Gülich: Momentan wird viel darüber geredet, ob die Saison überhaupt stattfindet. Ein bisschen Angst habe ich, aber nicht wegen meines Gehalts. Ich habe einfach große Lust zu spielen und würde gerne in die Saison starten.

Es kribbelt also schon wieder in den Fingern?

Gülich: Ja, auf jeden Fall. Jedes Mal, wenn ich koche oder auf irgendetwas warte, habe ich einen Ball in der Hand und spiele mit ihm. Ich glaube, meine Nachbarn hassen mich schon. (lacht)

Marie Gülich über den Meistertitel in Polen: "Gab Kuchen und Fake-Papp-Medaillen"

Bei Ihrer letzten Station in Polen bei Arka Gdynia waren Sie die Teamleaderin in Sachen Rebounds, Blocks und Feldwurfquote, Ihr Team ist ungeschlagen durch die Liga gerollt. Dann kam die Coronavirus-Pandemie. Konnten Sie den Meistertitel, der dem Team nach dem Abbruch der Saison zugesprochen wurden, dennoch ein wenig feiern?

Gülich: Eigentlich sind wir davon ausgegangen, unser letztes reguläres Spiel zu spielen. Aber am Tag vor dem Spiel haben wir eine Nachricht bekommen: "Die Saison wurde abgebrochen, ihr seid Meister. Herzlichen Glückwunsch." Das klang absurd, so etwas habe ich ja noch nie erlebt. Am nächsten Tag haben wir uns als Team getroffen, haben einen Kuchen, Fake-Papp-Medaillen und Luftballons organisiert. Wir konnten ein wenig feiern, aber es wurde schon sehr abrupt abgebrochen. Viele sind am nächsten Tag direkt abgereist, ich bin noch eineinhalb Wochen in Polen geblieben. Ich mochte es sehr gerne da und wusste auch nicht so genau, wo ich in Deutschland hin konnte.

Wo sind Sie mittlerweile gelandet und wie gehen Sie mit der aktuellen Situation um?

Gülich: Ich bin in Leverkusen, back to the roots. Momentan ist es ein bisschen schwer mit Basketball, aber ich nutze die Zeit, um mental an mir zu arbeiten. Ich habe einen Mental-Coach und einen Ernährungs- und einen Personal-Trainer, mit denen ich viel arbeite. Ich habe einen kleinen Kraftraum im Wohnzimmer aufgebaut und versuche, den Fokus auf Sachen zu legen, die während einer Saison schwer umzusetzen sind.

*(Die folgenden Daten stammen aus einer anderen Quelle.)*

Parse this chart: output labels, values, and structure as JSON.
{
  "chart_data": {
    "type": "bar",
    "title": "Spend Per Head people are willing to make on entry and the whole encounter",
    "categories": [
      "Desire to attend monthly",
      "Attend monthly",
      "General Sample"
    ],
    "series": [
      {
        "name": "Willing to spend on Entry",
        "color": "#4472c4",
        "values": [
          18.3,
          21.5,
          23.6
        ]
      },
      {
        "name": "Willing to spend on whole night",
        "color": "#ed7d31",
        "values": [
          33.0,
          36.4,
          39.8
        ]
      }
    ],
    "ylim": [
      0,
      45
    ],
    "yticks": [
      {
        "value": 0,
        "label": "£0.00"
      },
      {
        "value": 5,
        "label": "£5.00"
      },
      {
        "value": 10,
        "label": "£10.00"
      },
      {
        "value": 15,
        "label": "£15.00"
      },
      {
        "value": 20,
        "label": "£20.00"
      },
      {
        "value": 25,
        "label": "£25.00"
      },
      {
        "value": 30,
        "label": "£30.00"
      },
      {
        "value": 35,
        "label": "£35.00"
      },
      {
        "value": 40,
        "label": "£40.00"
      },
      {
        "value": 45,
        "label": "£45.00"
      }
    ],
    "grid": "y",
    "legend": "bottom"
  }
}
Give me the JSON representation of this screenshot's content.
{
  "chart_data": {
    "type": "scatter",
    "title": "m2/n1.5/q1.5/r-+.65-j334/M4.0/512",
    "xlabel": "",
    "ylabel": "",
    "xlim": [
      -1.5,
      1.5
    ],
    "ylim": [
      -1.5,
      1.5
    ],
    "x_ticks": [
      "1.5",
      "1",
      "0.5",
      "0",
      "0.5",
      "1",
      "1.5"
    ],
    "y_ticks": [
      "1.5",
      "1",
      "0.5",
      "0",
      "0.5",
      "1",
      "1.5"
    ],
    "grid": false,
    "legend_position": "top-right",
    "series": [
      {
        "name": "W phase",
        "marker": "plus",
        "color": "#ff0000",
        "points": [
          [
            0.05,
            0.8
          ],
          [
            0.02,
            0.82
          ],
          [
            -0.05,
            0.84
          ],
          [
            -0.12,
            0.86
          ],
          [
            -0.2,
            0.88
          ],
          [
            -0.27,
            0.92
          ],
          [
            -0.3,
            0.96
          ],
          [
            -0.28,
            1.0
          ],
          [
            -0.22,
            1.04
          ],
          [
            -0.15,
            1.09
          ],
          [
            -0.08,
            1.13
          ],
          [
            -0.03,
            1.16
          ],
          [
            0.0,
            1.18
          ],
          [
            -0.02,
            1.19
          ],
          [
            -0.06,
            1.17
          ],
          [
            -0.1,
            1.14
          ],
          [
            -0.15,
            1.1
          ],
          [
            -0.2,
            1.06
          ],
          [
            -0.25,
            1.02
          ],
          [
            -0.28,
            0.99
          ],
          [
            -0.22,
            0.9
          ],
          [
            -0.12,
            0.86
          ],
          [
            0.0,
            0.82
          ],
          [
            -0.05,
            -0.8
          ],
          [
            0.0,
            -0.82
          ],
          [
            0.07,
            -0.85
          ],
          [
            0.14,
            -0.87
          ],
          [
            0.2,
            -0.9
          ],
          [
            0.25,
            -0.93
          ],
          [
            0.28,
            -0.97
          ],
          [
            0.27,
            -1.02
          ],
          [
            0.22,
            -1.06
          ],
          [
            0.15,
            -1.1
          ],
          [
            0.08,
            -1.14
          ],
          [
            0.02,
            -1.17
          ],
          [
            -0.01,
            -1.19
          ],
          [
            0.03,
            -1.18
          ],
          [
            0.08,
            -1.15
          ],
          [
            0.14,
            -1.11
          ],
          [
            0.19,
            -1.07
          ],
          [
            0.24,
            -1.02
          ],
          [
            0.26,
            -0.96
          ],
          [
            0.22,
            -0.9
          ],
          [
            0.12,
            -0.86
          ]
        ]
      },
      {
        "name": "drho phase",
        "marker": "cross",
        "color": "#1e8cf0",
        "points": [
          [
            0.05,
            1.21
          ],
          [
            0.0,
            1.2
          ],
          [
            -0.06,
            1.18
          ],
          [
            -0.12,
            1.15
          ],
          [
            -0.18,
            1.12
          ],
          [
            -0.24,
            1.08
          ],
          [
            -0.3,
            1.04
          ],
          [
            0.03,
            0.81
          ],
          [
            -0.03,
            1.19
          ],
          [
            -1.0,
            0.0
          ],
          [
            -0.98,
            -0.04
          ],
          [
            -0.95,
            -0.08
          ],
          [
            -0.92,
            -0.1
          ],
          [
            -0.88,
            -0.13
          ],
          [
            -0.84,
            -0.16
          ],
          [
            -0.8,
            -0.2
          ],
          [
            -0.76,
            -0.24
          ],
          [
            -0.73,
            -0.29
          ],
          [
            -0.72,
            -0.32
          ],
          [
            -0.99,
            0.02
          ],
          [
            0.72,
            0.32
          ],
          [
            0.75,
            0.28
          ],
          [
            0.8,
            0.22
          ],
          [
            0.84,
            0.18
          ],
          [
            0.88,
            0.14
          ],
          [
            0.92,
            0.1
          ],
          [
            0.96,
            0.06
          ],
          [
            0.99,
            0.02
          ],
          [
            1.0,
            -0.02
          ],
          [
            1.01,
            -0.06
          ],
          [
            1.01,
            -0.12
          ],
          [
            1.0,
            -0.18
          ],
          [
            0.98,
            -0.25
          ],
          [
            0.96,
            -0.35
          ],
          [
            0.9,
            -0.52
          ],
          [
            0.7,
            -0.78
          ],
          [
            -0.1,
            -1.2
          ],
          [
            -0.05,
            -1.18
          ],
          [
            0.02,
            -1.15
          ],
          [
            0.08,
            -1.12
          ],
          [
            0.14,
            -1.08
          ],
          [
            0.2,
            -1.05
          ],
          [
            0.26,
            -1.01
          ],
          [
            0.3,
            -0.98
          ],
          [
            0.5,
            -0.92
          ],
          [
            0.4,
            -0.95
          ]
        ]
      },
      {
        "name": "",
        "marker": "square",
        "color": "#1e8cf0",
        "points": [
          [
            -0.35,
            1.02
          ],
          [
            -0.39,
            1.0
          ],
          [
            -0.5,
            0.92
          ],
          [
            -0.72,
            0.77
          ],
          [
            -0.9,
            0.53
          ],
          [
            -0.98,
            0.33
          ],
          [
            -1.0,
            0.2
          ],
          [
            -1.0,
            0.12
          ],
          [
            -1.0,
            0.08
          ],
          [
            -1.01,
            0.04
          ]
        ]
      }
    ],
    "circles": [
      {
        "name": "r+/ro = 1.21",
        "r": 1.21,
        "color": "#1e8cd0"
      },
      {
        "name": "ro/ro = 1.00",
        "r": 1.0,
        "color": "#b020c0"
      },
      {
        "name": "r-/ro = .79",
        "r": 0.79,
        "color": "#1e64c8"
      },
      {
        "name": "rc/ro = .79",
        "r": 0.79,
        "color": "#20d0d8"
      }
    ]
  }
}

Sie stehen vor Ihrer dritten Spielzeit in der WNBA. Was sind Ihre persönlichen Ziele, sofern die Saison stattfindet?

Gülich: Erstmal wieder neu einfinden. Ich will weiter individuell an meinem Spiel arbeiten, zum Beispiel an meinem Dreipunktewurf, damit ich das Spiel als Fünf breitmachen kann. Ich würde natürlich auch gerne mehr Konstanz in meiner Spielzeit sehen, anstatt manchmal fünf, manchmal zehn, manchmal 20 Minuten oder manchmal gar nicht zu spielen. Ich habe nach dem Trade ein paar Mal mit Head Coach Derek Fisher geredet. Er ist jemand, der daran glaubt, viel zu rotieren. Für jemanden wie mich, der auf der Bank anfängt, ist das gut zu hören.